Less than a week later, Bob took a turn for the worst. Marilyn and her other siblings couldn’t come see him because, like many hospitals, Lahey has had to significantly limit visitors in order to curb the spread of COVID-19. Fortunately, just days before that, the information technology company CDW had donated the iPads to Lahey, where they were divided among the critical care units in the hospital. “Lahey has been a valued customer of CDW’s for many years, and we have been privileged to help support the important work they do in their community,” said Adam Comitor, executive account manager at CDW Healthcare.
Liz Ferreira, BSN, RN, was one of Bob’s nurses on the 6th-floor COVID-19 unit. With a new iPad in hand, she coordinated FaceTime calls with the MacIntosh family. “It was very emotional for them,” Liz said.

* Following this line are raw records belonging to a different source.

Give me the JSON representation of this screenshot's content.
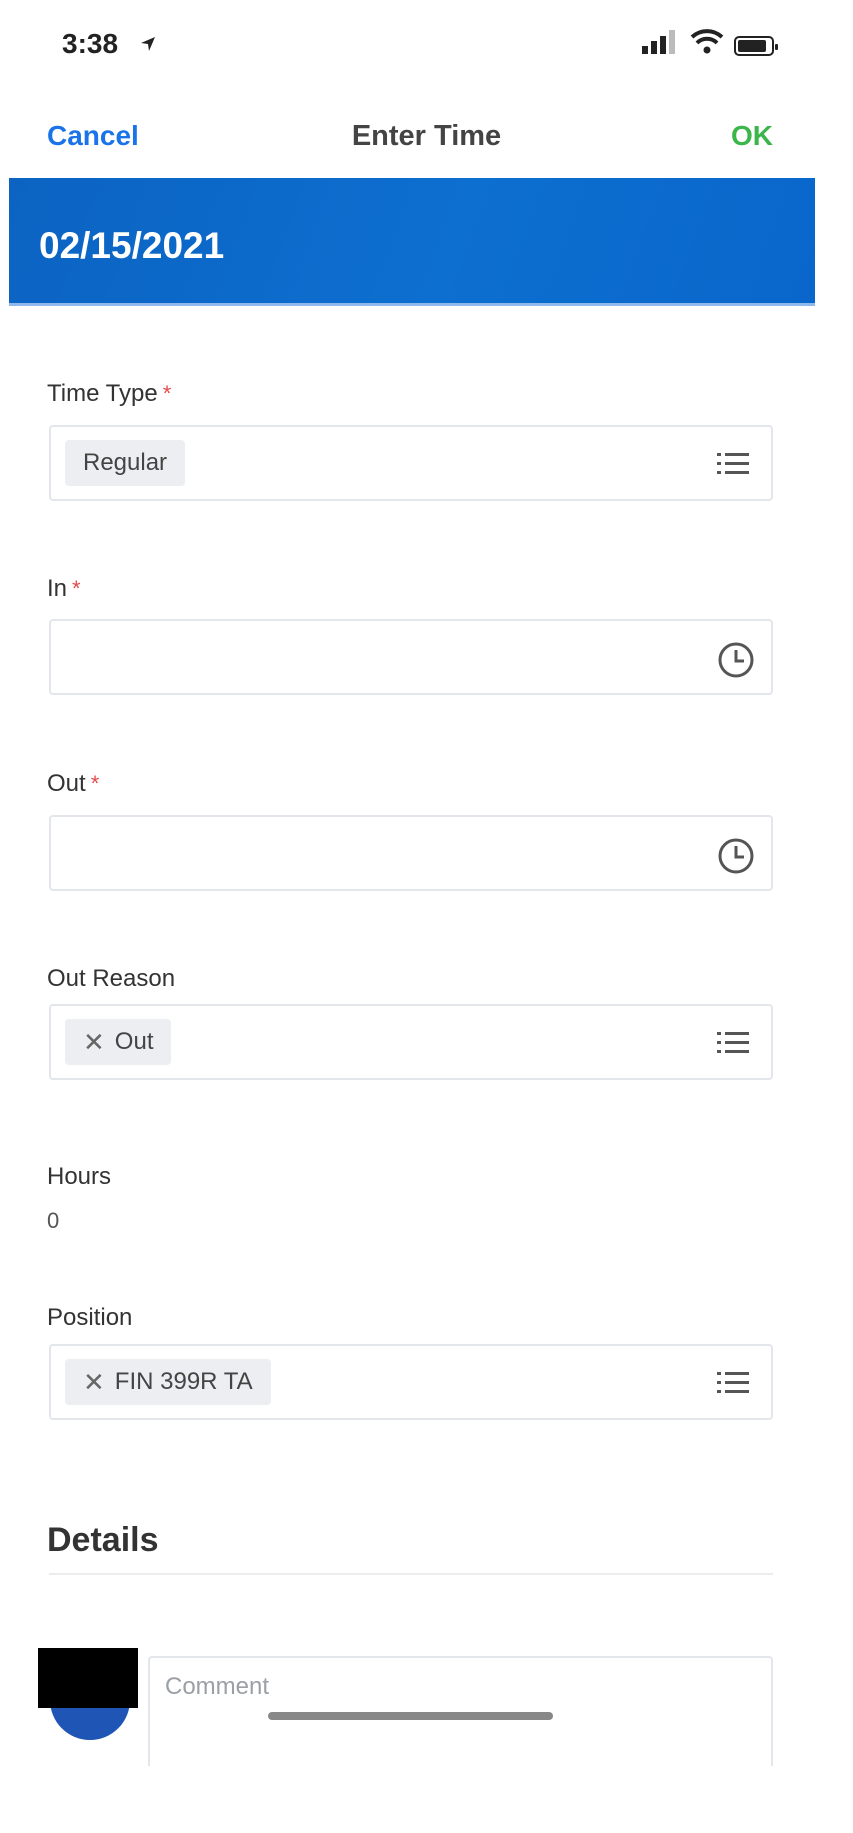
{
  "status_bar": {
    "time": "3:38"
  },
  "nav": {
    "cancel": "Cancel",
    "title": "Enter Time",
    "ok": "OK"
  },
  "banner": {
    "date": "02/15/2021"
  },
  "form": {
    "time_type": {
      "label": "Time Type",
      "required_mark": "*",
      "value": "Regular"
    },
    "in": {
      "label": "In",
      "required_mark": "*",
      "value": ""
    },
    "out": {
      "label": "Out",
      "required_mark": "*",
      "value": ""
    },
    "out_reason": {
      "label": "Out Reason",
      "value": "Out"
    },
    "hours": {
      "label": "Hours",
      "value": "0"
    },
    "position": {
      "label": "Position",
      "value": "FIN 399R TA"
    }
  },
  "details": {
    "title": "Details",
    "comment_placeholder": "Comment"
  },
  "colors": {
    "accent_blue": "#1a73e8",
    "ok_green": "#3cb54a",
    "banner_blue": "#0c63c2",
    "required_red": "#e24b4b"
  },
  "icons": [
    "location-arrow-icon",
    "signal-icon",
    "wifi-icon",
    "battery-icon",
    "list-icon",
    "clock-icon",
    "close-icon"
  ]
}
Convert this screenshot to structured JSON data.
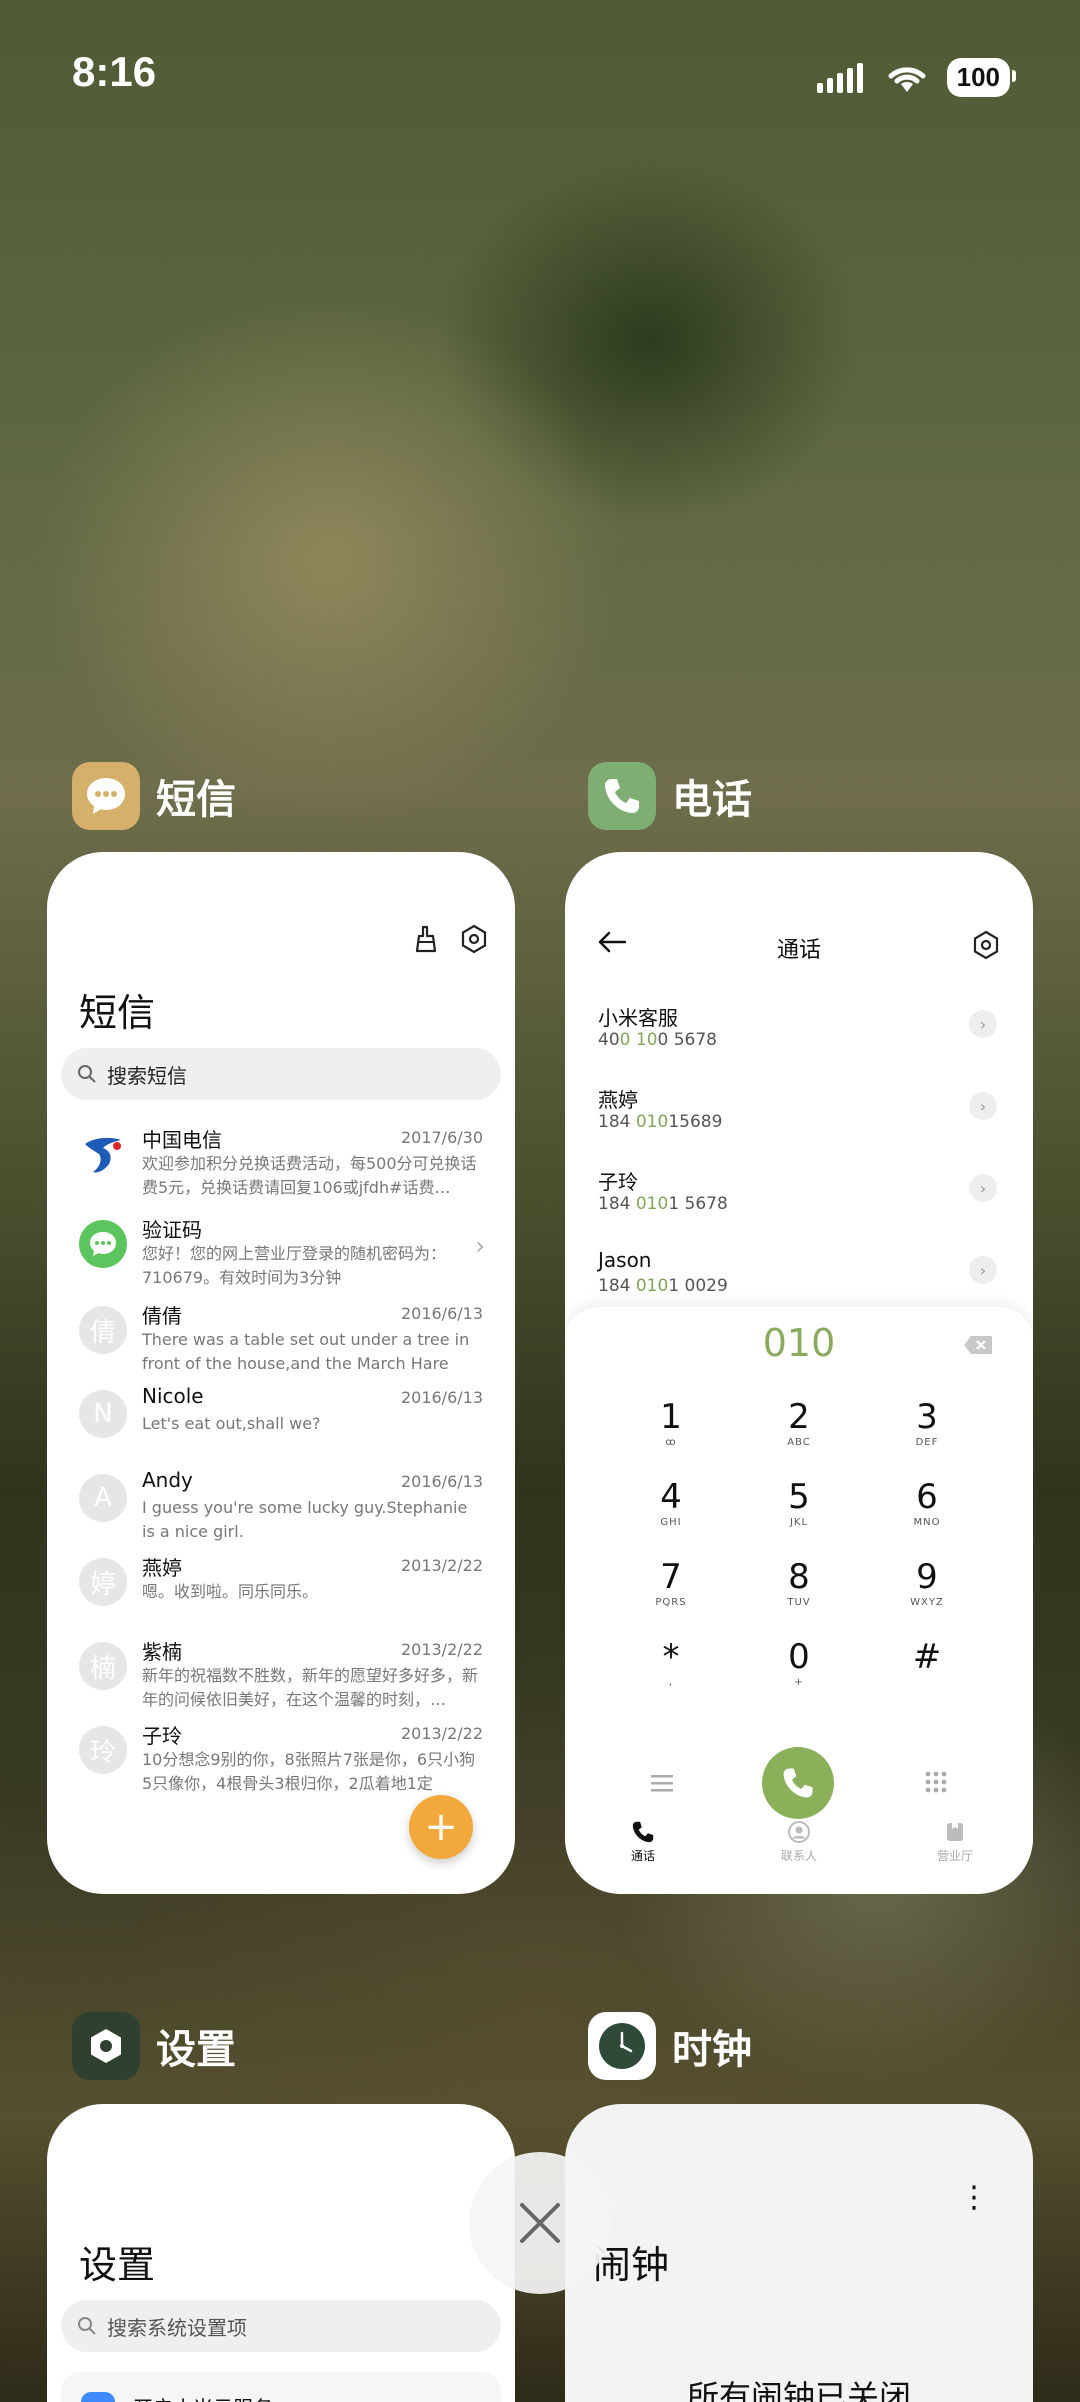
{
  "status": {
    "time": "8:16",
    "battery": "100"
  },
  "apps": {
    "sms": {
      "app_name": "短信",
      "title": "短信",
      "search_placeholder": "搜索短信",
      "icon_color": "#d4b06a",
      "messages": [
        {
          "name": "中国电信",
          "date": "2017/6/30",
          "text": "欢迎参加积分兑换话费活动，每500分可兑换话费5元，兑换话费请回复106或jfdh#话费…",
          "avatar": ""
        },
        {
          "name": "验证码",
          "date": "",
          "text": "您好！您的网上营业厅登录的随机密码为：710679。有效时间为3分钟",
          "avatar": ""
        },
        {
          "name": "倩倩",
          "date": "2016/6/13",
          "text": "There was a table set out under a tree in front of the house,and the March Hare an…",
          "avatar": "倩"
        },
        {
          "name": "Nicole",
          "date": "2016/6/13",
          "text": "Let's eat out,shall we?",
          "avatar": "N"
        },
        {
          "name": "Andy",
          "date": "2016/6/13",
          "text": "I guess you're some lucky guy.Stephanie is a nice girl.",
          "avatar": "A"
        },
        {
          "name": "燕婷",
          "date": "2013/2/22",
          "text": "嗯。收到啦。同乐同乐。",
          "avatar": "婷"
        },
        {
          "name": "紫楠",
          "date": "2013/2/22",
          "text": "新年的祝福数不胜数，新年的愿望好多好多，新年的问候依旧美好，在这个温馨的时刻，…",
          "avatar": "楠"
        },
        {
          "name": "子玲",
          "date": "2013/2/22",
          "text": "10分想念9别的你，8张照片7张是你，6只小狗5只像你，4根骨头3根归你，2瓜着地1定",
          "avatar": "玲"
        }
      ],
      "fab": "+"
    },
    "phone": {
      "app_name": "电话",
      "title": "通话",
      "icon_color": "#7fae72",
      "contacts": [
        {
          "name": "小米客服",
          "pre": "40",
          "hl1": "0",
          "mid": " ",
          "hl2": "10",
          "post": "0 5678"
        },
        {
          "name": "燕婷",
          "pre": "184 ",
          "hl1": "010",
          "mid": "",
          "hl2": "",
          "post": "15689"
        },
        {
          "name": "子玲",
          "pre": "184 ",
          "hl1": "010",
          "mid": "",
          "hl2": "",
          "post": "1 5678"
        },
        {
          "name": "Jason",
          "pre": "184 ",
          "hl1": "010",
          "mid": "",
          "hl2": "",
          "post": "1 0029"
        }
      ],
      "dialed": "010",
      "keys": [
        {
          "d": "1",
          "l": "ꝏ"
        },
        {
          "d": "2",
          "l": "ABC"
        },
        {
          "d": "3",
          "l": "DEF"
        },
        {
          "d": "4",
          "l": "GHI"
        },
        {
          "d": "5",
          "l": "JKL"
        },
        {
          "d": "6",
          "l": "MNO"
        },
        {
          "d": "7",
          "l": "PQRS"
        },
        {
          "d": "8",
          "l": "TUV"
        },
        {
          "d": "9",
          "l": "WXYZ"
        },
        {
          "d": "*",
          "l": ","
        },
        {
          "d": "0",
          "l": "+"
        },
        {
          "d": "#",
          "l": ""
        }
      ],
      "tabs": [
        "通话",
        "联系人",
        "营业厅"
      ],
      "accent": "#8ab05a"
    },
    "settings": {
      "app_name": "设置",
      "title": "设置",
      "search_placeholder": "搜索系统设置项",
      "first_row": "开启小米云服务"
    },
    "clock": {
      "app_name": "时钟",
      "title": "闹钟",
      "empty_text": "所有闹钟已关闭"
    }
  }
}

That night, the NFL Draft was on TV, and Bob was a huge sports fan. For their last time ever speaking to each other, Marilyn and Bob discussed the Patriots’ picks. “I told him Belichick had traded out the first-round choice,” Marilyn recalled. “With brothers, you want to say you love them and everything, but they want to talk sports. So we did.” For a few minutes, they had some semblance of normalcy in a devastatingly difficult situation.
Bob passed away the next day, April 24. As sad as they were to lose him, Marilyn and her siblings were glad that they got to see his face and speak with him one last time.
For Liz, facilitating this call was personal. She lost her father to COVID-19 and didn’t get to see him before he passed away. “It’s a gift that we give to the patients and their families to get that closure that they wouldn’t necessarily get because they can’t be here,” Liz said. “I feel like I’m on a mission to make sure that everybody gets to talk to their loved ones.”
The MacIntoshes were so grateful for how the nurses treated Bob, they wrote a letter to them. “Thank you for your compassion and care of him as he fought to live through COVID-19,” it read.
They also included a photo of Bob with the 2004 Red Sox World Series trophy. Bob was ecstatic when they won that year, breaking the curse of the Bambino. “He said he could die happy and he did — 15 years and one day later.”